Legal tech consultant and Artificial Lawyer editor Richard Tromans, who chaired the panel, said technology other than document analysis was available for smaller firms to readily embrace. One example was ROSS, which conducts AI-driven legal research, and can make a difference for small firms.

Tromans said one two-partner firm he knew of in Florida was using ROSS in this way, ‘for work that would require two or three paralegals whom they couldn’t otherwise afford’. ‘But what smaller firms keep saying,’ he went on, ‘is that they don’t have the time or staff to go out and test systems, because everyone’s engaged in billable work that takes up everybody’s time. It’s not that small firms can’t do it, but they have to find the time and commitment.’

Cost may at one time have been an issue but most AI systems now came with pricing options within the reach of smaller firms too, according to another panellist, Luminance chief operating officer Donna Opzoomer. The company, which has backing from Slaughter and May, provides due diligence software which is available as pay-as-you-go via the cloud, with firms paying for the content they upload on Luminance’s data room.

RAVN offers similar options, allowing clients to buy a set amount of processing as an alternative to an ongoing contract.

Solicitor-turned-tech-entrepreneur Chrissie Lightfoot also pointed to European law firms, which tended to be much smaller than their City counterparts but vied for the same work and were embracing AI. ‘These firms are classed as medium sized but they are in the same league as City firms, and they want to compete and be smart about their business model.’

Regardless of size, firms are also becoming equal in respect of another key feature: pricing. More and more clients are now looking for prices that reflect value and are less happy with the basic billable hour approach.

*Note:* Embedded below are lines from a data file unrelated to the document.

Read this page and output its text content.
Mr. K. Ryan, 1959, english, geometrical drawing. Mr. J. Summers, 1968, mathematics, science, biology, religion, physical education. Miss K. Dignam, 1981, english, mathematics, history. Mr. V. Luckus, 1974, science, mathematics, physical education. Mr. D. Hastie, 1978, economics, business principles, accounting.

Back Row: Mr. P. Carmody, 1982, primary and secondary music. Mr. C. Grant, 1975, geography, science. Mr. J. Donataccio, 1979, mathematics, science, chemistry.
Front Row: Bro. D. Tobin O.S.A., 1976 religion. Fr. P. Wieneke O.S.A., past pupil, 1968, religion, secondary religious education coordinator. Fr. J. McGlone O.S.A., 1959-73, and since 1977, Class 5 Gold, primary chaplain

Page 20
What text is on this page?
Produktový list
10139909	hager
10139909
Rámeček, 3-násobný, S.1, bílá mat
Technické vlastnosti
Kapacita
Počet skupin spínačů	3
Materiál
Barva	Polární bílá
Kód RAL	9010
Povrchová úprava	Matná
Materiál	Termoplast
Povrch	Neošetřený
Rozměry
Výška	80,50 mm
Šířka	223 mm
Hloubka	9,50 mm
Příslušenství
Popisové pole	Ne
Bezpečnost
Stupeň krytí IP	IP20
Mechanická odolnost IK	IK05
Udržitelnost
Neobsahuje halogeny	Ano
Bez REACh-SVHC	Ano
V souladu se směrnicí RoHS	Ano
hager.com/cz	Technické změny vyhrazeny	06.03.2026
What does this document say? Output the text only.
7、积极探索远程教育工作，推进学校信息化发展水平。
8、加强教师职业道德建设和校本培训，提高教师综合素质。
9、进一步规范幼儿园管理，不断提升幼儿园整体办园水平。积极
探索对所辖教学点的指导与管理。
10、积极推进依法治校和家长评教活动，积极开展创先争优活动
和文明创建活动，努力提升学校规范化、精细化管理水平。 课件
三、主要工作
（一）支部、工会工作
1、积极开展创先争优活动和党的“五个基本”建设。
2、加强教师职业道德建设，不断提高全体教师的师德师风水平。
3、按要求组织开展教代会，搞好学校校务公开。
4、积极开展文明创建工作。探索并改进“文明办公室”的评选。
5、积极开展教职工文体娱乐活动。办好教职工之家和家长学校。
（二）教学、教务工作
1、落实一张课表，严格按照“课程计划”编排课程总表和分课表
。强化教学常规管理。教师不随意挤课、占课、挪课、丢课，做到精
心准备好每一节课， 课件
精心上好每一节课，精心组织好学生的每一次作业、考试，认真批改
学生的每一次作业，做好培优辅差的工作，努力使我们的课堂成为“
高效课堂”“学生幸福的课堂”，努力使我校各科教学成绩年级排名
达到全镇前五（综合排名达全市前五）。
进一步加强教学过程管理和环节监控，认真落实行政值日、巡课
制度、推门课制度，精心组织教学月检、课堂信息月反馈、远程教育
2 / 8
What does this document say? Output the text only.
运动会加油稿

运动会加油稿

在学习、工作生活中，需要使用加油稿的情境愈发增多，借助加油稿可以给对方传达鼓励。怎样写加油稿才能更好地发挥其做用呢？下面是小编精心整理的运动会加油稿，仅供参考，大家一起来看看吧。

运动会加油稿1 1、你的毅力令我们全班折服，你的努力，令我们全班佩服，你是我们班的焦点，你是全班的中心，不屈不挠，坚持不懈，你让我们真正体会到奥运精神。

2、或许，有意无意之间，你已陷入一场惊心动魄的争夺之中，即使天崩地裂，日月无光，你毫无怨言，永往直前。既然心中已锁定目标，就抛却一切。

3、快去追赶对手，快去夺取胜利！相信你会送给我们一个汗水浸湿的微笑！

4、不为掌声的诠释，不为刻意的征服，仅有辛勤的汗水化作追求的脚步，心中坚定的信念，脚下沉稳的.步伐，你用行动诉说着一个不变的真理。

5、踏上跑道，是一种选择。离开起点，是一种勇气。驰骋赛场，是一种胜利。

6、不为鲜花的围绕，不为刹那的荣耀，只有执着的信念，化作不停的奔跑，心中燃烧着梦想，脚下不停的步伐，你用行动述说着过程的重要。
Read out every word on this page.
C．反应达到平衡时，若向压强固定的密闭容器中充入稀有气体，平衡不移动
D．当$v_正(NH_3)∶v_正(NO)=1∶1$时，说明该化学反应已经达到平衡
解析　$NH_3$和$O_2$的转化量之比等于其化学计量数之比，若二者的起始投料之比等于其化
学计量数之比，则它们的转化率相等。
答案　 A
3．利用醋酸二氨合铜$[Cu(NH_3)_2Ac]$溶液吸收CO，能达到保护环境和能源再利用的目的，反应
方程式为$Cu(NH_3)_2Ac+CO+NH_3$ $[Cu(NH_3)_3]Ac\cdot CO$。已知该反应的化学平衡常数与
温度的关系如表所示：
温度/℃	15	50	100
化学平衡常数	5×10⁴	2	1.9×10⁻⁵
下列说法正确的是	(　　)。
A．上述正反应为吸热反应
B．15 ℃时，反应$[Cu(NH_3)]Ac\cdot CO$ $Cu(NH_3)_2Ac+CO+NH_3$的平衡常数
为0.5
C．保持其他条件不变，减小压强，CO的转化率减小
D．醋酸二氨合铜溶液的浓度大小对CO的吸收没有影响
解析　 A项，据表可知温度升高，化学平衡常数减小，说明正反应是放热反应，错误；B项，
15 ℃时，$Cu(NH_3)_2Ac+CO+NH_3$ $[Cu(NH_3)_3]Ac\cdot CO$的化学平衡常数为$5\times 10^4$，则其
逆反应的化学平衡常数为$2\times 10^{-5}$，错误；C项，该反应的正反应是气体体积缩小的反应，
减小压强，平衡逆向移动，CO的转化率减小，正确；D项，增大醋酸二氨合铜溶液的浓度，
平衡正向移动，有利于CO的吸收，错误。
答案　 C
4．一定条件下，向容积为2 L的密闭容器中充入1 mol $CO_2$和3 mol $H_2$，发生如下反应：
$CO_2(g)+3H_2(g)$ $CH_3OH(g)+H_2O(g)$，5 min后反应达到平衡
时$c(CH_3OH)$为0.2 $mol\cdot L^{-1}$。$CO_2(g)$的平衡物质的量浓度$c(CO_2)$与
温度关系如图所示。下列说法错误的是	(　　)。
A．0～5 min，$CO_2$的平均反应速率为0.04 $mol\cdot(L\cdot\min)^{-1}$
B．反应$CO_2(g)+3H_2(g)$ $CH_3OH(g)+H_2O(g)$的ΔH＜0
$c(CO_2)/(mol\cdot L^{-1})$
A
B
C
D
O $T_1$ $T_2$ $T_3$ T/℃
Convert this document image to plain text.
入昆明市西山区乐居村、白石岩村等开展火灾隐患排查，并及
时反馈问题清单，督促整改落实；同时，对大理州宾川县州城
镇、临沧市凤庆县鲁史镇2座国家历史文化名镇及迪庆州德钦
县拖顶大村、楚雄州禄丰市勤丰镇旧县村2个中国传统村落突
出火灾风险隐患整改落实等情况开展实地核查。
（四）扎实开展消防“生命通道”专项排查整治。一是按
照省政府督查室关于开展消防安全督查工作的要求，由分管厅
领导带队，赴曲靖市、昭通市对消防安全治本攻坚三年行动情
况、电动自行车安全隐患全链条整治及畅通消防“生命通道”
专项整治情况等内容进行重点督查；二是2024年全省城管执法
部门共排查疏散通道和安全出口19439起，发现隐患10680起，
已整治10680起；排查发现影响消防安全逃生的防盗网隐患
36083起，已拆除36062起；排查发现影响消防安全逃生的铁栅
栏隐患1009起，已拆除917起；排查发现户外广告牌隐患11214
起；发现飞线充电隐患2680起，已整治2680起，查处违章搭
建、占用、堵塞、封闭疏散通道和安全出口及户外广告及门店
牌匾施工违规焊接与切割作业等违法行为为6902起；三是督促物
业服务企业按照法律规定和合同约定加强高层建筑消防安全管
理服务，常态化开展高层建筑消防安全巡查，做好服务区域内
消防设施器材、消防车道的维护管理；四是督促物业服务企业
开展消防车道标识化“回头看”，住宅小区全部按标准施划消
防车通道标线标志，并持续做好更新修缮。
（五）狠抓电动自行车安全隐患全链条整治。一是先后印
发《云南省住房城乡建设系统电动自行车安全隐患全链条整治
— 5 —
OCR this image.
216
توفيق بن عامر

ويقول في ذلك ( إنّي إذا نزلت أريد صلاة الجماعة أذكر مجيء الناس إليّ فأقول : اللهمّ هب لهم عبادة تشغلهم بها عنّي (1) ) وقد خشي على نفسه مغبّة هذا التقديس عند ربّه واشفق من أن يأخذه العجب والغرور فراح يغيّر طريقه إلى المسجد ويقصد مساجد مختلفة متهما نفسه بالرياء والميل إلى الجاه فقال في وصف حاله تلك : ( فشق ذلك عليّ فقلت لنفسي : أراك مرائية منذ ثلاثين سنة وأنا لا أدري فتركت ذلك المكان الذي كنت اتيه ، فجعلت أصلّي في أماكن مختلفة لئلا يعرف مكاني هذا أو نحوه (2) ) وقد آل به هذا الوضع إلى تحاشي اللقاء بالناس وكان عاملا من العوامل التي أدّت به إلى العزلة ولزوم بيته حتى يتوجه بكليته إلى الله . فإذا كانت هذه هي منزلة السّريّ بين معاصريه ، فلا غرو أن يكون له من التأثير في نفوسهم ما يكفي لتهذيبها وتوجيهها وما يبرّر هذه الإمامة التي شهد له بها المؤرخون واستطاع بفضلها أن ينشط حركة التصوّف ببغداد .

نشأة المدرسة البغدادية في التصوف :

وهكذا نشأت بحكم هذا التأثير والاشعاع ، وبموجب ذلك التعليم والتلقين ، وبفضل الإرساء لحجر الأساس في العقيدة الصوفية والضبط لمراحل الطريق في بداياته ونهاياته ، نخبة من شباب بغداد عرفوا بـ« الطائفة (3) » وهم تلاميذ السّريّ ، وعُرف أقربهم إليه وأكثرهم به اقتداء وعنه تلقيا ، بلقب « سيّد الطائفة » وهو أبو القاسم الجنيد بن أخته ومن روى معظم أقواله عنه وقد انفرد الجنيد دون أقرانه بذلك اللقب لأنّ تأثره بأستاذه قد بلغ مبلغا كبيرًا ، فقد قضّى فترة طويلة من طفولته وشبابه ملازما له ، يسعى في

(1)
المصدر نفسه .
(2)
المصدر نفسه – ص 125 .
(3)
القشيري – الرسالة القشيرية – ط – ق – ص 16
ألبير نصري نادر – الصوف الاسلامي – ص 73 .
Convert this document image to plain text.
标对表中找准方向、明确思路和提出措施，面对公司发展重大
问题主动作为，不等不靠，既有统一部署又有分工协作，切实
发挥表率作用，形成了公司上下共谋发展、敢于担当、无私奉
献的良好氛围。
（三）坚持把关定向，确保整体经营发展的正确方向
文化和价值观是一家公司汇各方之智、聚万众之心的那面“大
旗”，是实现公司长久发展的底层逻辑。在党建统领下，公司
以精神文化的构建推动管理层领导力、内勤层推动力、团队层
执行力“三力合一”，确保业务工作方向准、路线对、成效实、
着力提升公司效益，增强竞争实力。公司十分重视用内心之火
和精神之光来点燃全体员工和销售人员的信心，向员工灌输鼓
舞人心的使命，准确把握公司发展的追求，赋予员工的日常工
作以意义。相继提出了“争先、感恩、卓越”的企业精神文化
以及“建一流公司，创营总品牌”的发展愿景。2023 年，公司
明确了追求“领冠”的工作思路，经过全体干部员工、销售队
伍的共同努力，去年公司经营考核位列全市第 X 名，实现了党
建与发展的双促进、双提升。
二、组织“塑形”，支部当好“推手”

‘Clients are becoming aware of AI and they know which firms are using it,’ Lightfoot commented. And it’s the firms that are open about it that will secure clients, especially when pitching for tenders, she added. ‘All firms get asked how they would do things differently. The successful ones are those that can say they will get the time down and put the lawyers on the strategic level that clients need support with. That’s what moving from billable hour to value-to-client means.’